The tourism sector has navigated and proven resilient to several shocks in recent years including the pandemic, natural disasters, economic pressures and rising geopolitical tensions, and stands at record levels in many OECD countries. The 2026 edition of OECD Tourism Trends and Policies comes as the sector’s resilience is again being tested by uncertainty and the conflict in the Middle East, which has disrupted global travel flows and pushed up transport and other costs. While the recent signing of the Islamabad Memorandum of Understanding is expected to help restore confidence, the situation remains fragile and travel patterns, at least in the near-term, may continue to be shaped by considerations around safety, potential disruptions, and affordability. These dynamics present challenges for businesses and destinations more broadly, but also potential opportunities as demand adjusts and reconfigures. At the same time, powerful technological, demographic and environmental trends continue to reshape how tourism is developed, managed and experienced.

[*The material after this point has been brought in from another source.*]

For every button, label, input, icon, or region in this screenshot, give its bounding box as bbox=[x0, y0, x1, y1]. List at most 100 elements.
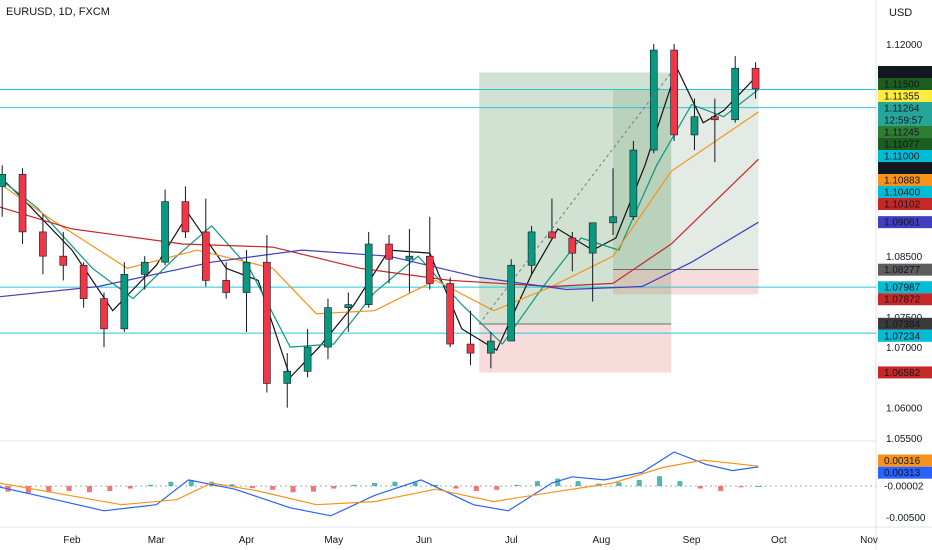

These structural and contemporaneous dynamics underscore the need for flexible, co-ordinated and whole-of-government approaches, working with businesses and destinations, that reflect tourism’s strategic and cross-cutting nature and help reinforce the sector’s resilience, by improving its ability to anticipate and adapt to uncertainty. They also underscore the importance of more strategic approaches that seek to balance economic, social and environmental outcomes while strengthening competitiveness and resilience, which many governments are adopting. This is a core thread in this edition of OECD Tourism Trends and Policies, which includes dedicated chapters on enhancing the social benefits of tourism and the sector’s capacity to adapt to increasingly frequent and severe extreme weather-related events, while strengthening resilience and maintaining competitiveness. The report also highlights how governments and destinations are shifting toward more strategic, data-driven tourism management approaches, supported by renewed national tourism strategies, evolving governance arrangements, greater use of digital tools, and closer co-ordination across policy domains and levels of government to deliver on those goals.
This flagship publication was produced by the Centre for Entrepreneurship, SMEs, Regions and Cities (CFE) of the OECD, with co-financing from the European Union. The OECD Tourism Committee approved Chapter 1 on 17 June 2026, Chapter 2 on 27 May 2026, Chapters 3 and 4 on 3 April 2026, and the Country Profiles on 27 May 2026.